Отец надеялся, что я пойду по его стопам и буду поступать в Нью-колледж[121]. В Оксфорде существовало еще два или три колледжа столь же высокого ранга, и среди них — Хартфордский. Когда пришло время подавать заявление, я узнал, что стипендия на учебу в Хартфорде значительно больше. У отца было туго со средствами — даже хуже, чем десять лет назад, как у большинства людей его положения. Я знал, что в отличие от отца Сверха для него будет большим облегчением, если я стану получать финансовую поддержку в виде стипендии. И еще я знал, что не получу стипендии в Нью-колледже (собственно, и учителя в Лэнсинге считали тамошние экзамены тяжелым испытанием). Поводом для очень напряженных занятий на протяжении полугода было главным образом желание окончить школу как можно раньше. Оба этих соображения и побудили меня сделать то, что должно было сильно сказаться на моей университетской жизни. Я написал, что предпочитаю Хартфордскую стипендию.
Теперь, когда я порвал с «большевиками», в школе мне было невыносимо скучно. Многие, кто пишет мемуары, вспоминают о последних месяцах, проведенных в школе на привилегированном положении выпускника, как о золотом времени. Я был вольным человеком, мог свободно заглядывать куда угодно, ходить по лужайкам, игнорируя запрет. Мог носить бабочку. Был освобожден от соблюдения почти всех правил. Но не получал от этого никакого удовольствия. И тогда я образовал «Клуб мертвецов» для тех, кто устал от жизни. Мы носили черные галстуки, черную кисточку в петлице и писали на бумаге с траурной каймой. Штаб клуба с табличкой «Гробовщик» находился в моей комнате, и о приеме новых членов объявлялось в такой вот форме: «Гробовщик имеет прискорбное удовольствие известить вас о погребении покойного мистера такого-то…»

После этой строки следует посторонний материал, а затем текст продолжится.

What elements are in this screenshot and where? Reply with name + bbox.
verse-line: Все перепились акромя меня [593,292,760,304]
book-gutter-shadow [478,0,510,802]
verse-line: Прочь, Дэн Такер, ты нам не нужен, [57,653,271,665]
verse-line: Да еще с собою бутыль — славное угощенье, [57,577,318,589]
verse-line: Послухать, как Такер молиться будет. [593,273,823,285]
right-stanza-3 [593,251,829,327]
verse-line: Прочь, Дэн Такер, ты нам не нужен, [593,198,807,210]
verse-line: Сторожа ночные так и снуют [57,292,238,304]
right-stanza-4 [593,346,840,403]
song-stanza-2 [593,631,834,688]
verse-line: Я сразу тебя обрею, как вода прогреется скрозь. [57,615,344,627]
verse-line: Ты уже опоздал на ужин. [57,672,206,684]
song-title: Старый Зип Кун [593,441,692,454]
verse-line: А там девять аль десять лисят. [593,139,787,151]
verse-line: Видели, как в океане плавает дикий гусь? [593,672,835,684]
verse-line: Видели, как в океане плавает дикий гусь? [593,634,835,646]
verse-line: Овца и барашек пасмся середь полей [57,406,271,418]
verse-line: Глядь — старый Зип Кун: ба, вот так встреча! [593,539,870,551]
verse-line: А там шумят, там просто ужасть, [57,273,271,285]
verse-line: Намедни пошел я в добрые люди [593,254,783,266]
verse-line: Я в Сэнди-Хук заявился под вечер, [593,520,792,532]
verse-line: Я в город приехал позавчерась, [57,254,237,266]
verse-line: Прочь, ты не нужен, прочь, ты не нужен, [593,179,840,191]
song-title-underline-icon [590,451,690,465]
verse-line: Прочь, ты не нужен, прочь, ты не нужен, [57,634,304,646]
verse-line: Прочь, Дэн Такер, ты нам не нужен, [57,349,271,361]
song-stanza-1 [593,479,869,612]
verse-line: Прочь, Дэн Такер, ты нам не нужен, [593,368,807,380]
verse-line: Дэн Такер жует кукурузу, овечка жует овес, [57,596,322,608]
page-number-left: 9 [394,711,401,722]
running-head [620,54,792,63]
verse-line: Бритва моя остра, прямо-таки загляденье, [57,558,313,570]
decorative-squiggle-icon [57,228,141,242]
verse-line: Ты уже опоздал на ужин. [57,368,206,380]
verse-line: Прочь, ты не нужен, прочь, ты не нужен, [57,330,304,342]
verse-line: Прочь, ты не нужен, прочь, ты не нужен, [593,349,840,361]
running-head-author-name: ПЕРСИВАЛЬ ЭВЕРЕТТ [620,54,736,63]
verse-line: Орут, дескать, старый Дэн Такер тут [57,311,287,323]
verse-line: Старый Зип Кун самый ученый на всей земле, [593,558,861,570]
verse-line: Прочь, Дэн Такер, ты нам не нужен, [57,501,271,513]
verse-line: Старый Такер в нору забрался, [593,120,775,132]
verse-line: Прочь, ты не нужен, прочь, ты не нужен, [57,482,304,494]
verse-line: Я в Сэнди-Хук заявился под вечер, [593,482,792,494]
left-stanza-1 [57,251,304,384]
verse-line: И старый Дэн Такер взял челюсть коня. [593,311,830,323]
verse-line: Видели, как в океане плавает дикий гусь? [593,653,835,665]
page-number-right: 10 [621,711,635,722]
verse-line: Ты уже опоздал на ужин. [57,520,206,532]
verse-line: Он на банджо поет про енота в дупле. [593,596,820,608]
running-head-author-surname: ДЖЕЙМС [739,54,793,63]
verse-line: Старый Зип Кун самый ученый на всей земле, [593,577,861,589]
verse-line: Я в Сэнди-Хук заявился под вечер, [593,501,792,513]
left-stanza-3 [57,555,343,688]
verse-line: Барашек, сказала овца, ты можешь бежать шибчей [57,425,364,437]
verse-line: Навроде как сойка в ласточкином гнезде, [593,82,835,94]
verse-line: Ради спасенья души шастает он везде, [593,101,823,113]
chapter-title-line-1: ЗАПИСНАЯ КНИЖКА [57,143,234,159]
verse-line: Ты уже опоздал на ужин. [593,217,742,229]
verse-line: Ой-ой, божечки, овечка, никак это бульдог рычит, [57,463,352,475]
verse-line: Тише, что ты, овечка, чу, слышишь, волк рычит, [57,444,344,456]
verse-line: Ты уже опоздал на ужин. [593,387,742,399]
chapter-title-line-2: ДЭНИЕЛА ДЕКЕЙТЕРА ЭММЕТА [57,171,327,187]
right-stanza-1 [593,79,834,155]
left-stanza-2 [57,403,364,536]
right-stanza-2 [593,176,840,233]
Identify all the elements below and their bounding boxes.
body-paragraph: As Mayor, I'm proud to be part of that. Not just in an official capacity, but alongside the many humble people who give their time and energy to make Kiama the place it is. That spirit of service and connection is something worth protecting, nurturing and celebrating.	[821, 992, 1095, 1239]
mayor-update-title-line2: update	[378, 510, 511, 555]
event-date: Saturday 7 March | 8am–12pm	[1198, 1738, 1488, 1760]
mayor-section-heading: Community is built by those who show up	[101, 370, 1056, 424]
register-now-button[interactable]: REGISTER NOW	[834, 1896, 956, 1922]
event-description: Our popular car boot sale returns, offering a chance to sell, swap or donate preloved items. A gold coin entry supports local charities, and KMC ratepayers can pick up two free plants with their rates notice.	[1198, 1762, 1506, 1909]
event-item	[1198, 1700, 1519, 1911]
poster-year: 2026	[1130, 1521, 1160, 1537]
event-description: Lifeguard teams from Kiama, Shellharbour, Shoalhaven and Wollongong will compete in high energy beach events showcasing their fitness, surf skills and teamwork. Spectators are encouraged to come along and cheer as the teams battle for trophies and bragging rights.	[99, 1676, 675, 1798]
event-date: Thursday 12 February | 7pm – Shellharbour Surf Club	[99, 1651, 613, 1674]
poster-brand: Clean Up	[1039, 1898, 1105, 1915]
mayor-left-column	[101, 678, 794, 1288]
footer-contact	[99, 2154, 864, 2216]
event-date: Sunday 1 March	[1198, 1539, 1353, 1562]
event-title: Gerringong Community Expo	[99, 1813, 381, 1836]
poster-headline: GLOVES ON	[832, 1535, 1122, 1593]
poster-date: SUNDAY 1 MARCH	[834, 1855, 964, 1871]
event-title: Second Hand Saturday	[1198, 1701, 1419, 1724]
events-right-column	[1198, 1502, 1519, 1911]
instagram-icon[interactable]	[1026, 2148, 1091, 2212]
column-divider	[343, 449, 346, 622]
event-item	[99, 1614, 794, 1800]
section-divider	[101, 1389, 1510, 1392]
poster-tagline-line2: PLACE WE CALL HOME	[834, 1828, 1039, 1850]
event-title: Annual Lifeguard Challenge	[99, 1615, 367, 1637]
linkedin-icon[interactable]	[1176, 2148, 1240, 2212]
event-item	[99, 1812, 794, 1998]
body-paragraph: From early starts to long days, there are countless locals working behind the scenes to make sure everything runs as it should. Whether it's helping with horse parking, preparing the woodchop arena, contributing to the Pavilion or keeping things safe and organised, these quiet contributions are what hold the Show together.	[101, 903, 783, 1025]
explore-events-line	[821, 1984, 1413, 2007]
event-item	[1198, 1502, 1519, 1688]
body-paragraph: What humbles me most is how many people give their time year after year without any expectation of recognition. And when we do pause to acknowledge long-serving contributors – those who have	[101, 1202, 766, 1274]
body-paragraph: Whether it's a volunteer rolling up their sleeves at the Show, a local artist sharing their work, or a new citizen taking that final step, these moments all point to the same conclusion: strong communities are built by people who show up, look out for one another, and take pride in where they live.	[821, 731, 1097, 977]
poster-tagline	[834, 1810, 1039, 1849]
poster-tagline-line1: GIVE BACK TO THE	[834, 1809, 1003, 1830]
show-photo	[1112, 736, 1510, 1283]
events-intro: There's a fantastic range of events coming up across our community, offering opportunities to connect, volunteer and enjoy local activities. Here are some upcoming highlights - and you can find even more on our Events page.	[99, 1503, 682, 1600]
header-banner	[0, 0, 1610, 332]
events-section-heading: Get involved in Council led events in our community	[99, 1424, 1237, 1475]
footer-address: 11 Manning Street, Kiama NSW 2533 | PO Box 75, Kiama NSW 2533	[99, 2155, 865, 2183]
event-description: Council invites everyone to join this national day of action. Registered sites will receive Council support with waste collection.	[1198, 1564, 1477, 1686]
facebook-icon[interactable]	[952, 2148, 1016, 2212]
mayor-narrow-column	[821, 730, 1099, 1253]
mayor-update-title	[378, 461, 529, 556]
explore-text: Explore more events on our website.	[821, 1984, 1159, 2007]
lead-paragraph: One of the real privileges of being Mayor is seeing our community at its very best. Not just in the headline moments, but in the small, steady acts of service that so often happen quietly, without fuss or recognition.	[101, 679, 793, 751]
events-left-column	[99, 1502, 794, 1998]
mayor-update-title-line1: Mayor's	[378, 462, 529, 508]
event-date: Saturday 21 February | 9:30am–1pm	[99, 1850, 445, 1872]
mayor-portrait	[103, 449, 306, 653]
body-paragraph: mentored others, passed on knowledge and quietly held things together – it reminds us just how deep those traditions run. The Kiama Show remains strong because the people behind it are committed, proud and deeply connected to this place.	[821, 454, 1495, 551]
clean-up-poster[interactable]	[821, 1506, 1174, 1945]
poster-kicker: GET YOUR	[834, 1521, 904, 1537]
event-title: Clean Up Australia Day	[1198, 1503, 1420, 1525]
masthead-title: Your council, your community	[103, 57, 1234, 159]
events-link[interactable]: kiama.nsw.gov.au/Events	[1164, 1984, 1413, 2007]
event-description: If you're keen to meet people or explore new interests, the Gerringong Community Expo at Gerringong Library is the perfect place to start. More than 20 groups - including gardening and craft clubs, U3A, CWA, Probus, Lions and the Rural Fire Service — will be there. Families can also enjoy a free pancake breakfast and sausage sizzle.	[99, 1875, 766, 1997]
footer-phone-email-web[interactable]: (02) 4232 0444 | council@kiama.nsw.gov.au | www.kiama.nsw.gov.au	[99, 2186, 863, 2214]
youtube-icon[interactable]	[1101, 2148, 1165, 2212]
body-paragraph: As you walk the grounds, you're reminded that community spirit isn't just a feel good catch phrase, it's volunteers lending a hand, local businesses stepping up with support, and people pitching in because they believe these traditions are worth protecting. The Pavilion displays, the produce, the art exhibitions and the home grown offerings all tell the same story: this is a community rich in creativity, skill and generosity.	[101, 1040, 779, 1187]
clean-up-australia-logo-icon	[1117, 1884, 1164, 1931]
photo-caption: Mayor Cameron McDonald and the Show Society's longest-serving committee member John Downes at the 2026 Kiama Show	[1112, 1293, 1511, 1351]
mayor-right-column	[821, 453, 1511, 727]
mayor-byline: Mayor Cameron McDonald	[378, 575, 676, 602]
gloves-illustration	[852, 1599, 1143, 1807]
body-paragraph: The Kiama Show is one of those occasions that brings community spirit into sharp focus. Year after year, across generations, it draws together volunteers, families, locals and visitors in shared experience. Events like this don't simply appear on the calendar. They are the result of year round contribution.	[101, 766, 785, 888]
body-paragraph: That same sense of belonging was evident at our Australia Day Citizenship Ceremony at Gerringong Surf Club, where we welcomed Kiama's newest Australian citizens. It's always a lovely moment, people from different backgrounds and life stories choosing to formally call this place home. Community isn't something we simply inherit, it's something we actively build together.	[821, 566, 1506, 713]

Последняя моя редакционная статья в журнале была абсурдным манифестом разочаровавшегося.
«Каковы будут молодые люди 1922 года? — писал я. — Прежде всего они будут трезво смотреть на вещи, они не найдут пользы в словах или оттенках… И потому, что они будут трезвомыслящими, из них не выйдет ни революционеров, ни поэтов, ни мистиков; они много чего потеряют, но все, что обретут, будет реальным. И оно будет сдержанным, это молодое поколение… Люди средних лет найдут, что в них с трудом можно обнаружить душу. Зато они будут обладать — и это послужит к их оправданию — замечательным чувством юмора, который убережет их от «совершения всех возможных грехов, или почти всех, кроме тех, какие стоит совершать». Они будут смотреть на себя, возможно, с большей самовлюбленностью, нежели молодые люди девяностых годов, но одновременно и с циничной усмешкой, а частенько и смехом. Старики оставили им странным мир, полный фальши, и у них будет мало идеалов и иллюзий-, которые бы утешили их, когда они «почувствуют себя старыми». Это не будет счастливое поколение».
Мне только исполнилось восемнадцать, когда я написал то, что привел здесь, исключив кое-какие слишком пафосные выражения горечи. Статья отвечала, пожалуй, настроениям того времени. Но оказалась целиком ошибочна в части предсказания будущего как моего, так и моих сверстников.
Конкурсный экзамен на получение стипендии продолжался неделю, и это было время чистой эйфории. Мы со Сверхом были единственными кандидатами от Лэнсинга. Выходные мы проводили дома, потом встречались на Паддингтонском вокзале и вместе ехали в Оксфорд. Там мы жили в «Митре» — впервые я останавливался в гостинице как самостоятельный человек — и при возвращении находили груду визитных карточек и приглашений от давних приятелей, которые приехали раньше нас. Нас приглашали на ланчи и обеды, водили в театр и на дебаты в дискуссионный клуб. Сверх хотел поступать только в Нью-колледж и мало надеялся на успех, но тем не менее подкреплялся стрихнином, который, как уверял, стимулирует работу мозга. (Позже, когда он сдал на бакалавра с отличием первого класса, к нему в заваленный бумагами номер явился парикмахер и вымыл голову шампунем.)
Я последовал совету сосредоточиться на очень ограниченном числе вопросов и пренебречь теми, которые покажут мое невежество.
На письменных экзаменах я подробно написал о прерафаэлитах и «Жизни Бердслея» Артура Саймона. На устных вежливый дон[122] из Нью-колледжа обнаружил, что я плаваю в вопросах сельского хозяйства восемнадцатого века. Но я был уверен, что сдал экзамены успешно. Мы продлили свой отпуск на экзамены на несколько дней против положенного. На пятый день в Лэнсинг пришли результаты наших экзаменов. Я получил стипендию в Хартфорде и был теперь волен покинуть школу, и не просто покинуть, а с поздравлениями.